Yes, as a starting point. AI training wizards can generate course outlines, draft module content, create quiz questions, and suggest learning objectives in minutes. The key is to treat AI output as a first draft that you customize with your specific processes, examples, policies, and company context. AI generates the structure and generic content. You add the specifics that make the training relevant to your employees and your business. This approach cuts course creation time from days to hours.
Do I need an LMS to create employee training?
Not necessarily. A standalone LMS (TalentLMS, iSpring, Docebo) makes sense for companies with 100+ employees, multiple training tracks, and dedicated L&D staff.

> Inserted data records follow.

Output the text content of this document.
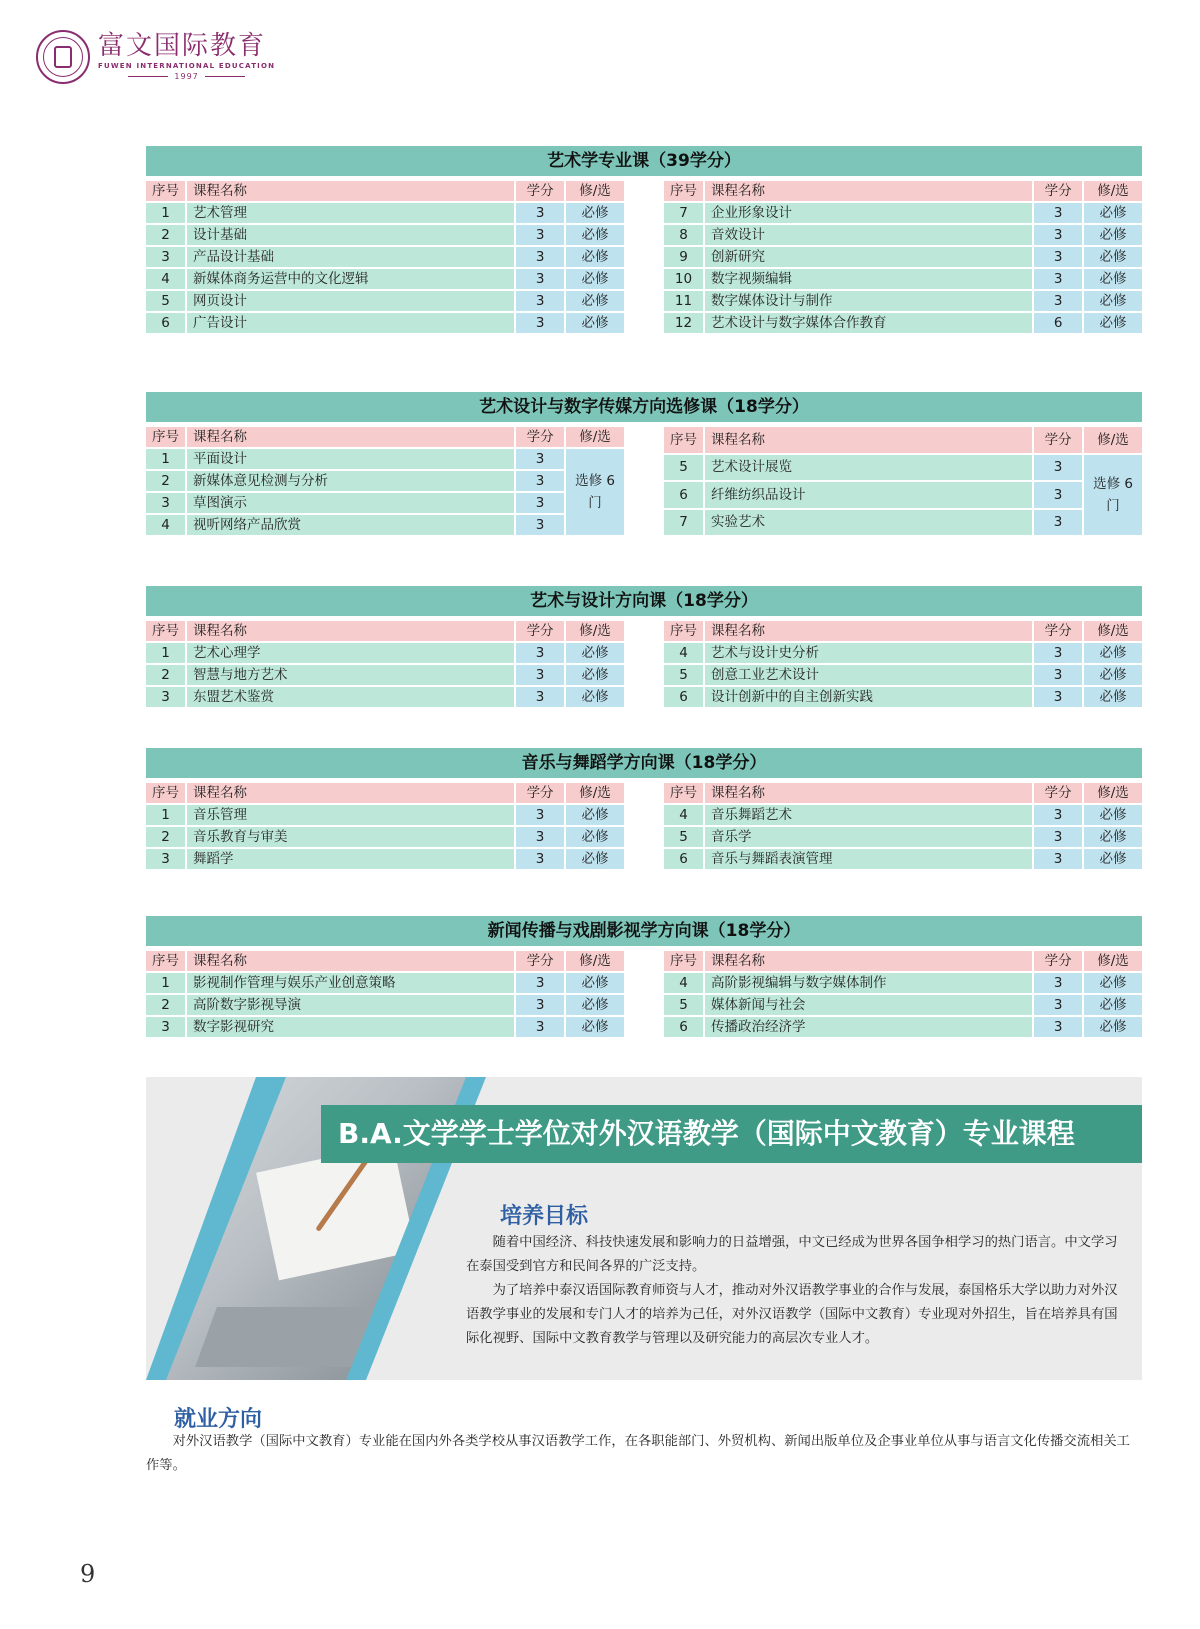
富文国际教育
FUWEN INTERNATIONAL EDUCATION
1997
艺术学专业课（39学分）
序号	课程名称	学分	修/选
1	艺术管理	3	必修
2	设计基础	3	必修
3	产品设计基础	3	必修
4	新媒体商务运营中的文化逻辑	3	必修
5	网页设计	3	必修
6	广告设计	3	必修
序号	课程名称	学分	修/选
7	企业形象设计	3	必修
8	音效设计	3	必修
9	创新研究	3	必修
10	数字视频编辑	3	必修
11	数字媒体设计与制作	3	必修
12	艺术设计与数字媒体合作教育	6	必修
艺术设计与数字传媒方向选修课（18学分）
序号	课程名称	学分	修/选
1	平面设计	3	选修 6门
2	新媒体意见检测与分析	3	
3	草图演示	3	
4	视听网络产品欣赏	3	
序号	课程名称	学分	修/选
5	艺术设计展览	3	选修 6门
6	纤维纺织品设计	3	
7	实验艺术	3	
艺术与设计方向课（18学分）
序号	课程名称	学分	修/选
1	艺术心理学	3	必修
2	智慧与地方艺术	3	必修
3	东盟艺术鉴赏	3	必修
序号	课程名称	学分	修/选
4	艺术与设计史分析	3	必修
5	创意工业艺术设计	3	必修
6	设计创新中的自主创新实践	3	必修
音乐与舞蹈学方向课（18学分）
序号	课程名称	学分	修/选
1	音乐管理	3	必修
2	音乐教育与审美	3	必修
3	舞蹈学	3	必修
序号	课程名称	学分	修/选
4	音乐舞蹈艺术	3	必修
5	音乐学	3	必修
6	音乐与舞蹈表演管理	3	必修
新闻传播与戏剧影视学方向课（18学分）
序号	课程名称	学分	修/选
1	影视制作管理与娱乐产业创意策略	3	必修
2	高阶数字影视导演	3	必修
3	数字影视研究	3	必修
序号	课程名称	学分	修/选
4	高阶影视编辑与数字媒体制作	3	必修
5	媒体新闻与社会	3	必修
6	传播政治经济学	3	必修
B.A.文学学士学位对外汉语教学（国际中文教育）专业课程
培养目标

随着中国经济、科技快速发展和影响力的日益增强，中文已经成为世界各国争相学习的热门语言。中文学习在泰国受到官方和民间各界的广泛支持。

为了培养中泰汉语国际教育师资与人才，推动对外汉语教学事业的合作与发展，泰国格乐大学以助力对外汉语教学事业的发展和专门人才的培养为己任，对外汉语教学（国际中文教育）专业现对外招生，旨在培养具有国际化视野、国际中文教育教学与管理以及研究能力的高层次专业人才。

就业方向
对外汉语教学（国际中文教育）专业能在国内外各类学校从事汉语教学工作，在各职能部门、外贸机构、新闻出版单位及企事业单位从事与语言文化传播交流相关工作等。
9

For companies with 5-50 employees, an HR platform with built-in training modules provides course creation, assignment, tracking, and completion reporting without the complexity and cost of a standalone LMS. The question is not 'do I need an LMS?' but 'do I need training features inside my HR system?'
How do I make training mandatory for employees?
Three elements make training mandatory: assignment (the course is assigned to the employee with a due date, not offered as optional), tracking (completion status is visible to the manager and recorded in the employee profile), and accountability (non-completion has consequences, such as follow-up conversations, delayed access to certain responsibilities, or documented in performance records). For compliance training, add a fourth element: e-signature acknowledgment that creates legal documentation of completion.
What is the best format for employee training content?
Three formats work well for employee training: written guides with screenshots (fastest to create, best for process documentation), screen recordings with narration (effective for tool and system training, 5-10 minutes), and short talking-head videos (best for culture, policy, and leadership messages, 3-5 minutes). Most effective courses combine formats: a written overview, a screen recording demonstrating the process, and a quiz verifying understanding. Avoid long lecture-style videos. Employees learn better from short, focused content they can reference later.
How do I track whether employees completed training?
Use your HR platform or training tool to track completion status by employee and by course. For each training course, you should be able to answer: who completed it (with dates), who has not completed it (and when it is due), what their assessment scores were (if applicable), and whether they signed the compliance acknowledgment (for regulated training). Build a training matrix that maps employees against required courses so gaps are visible at a glance. The training matrix guide covers how to set this up.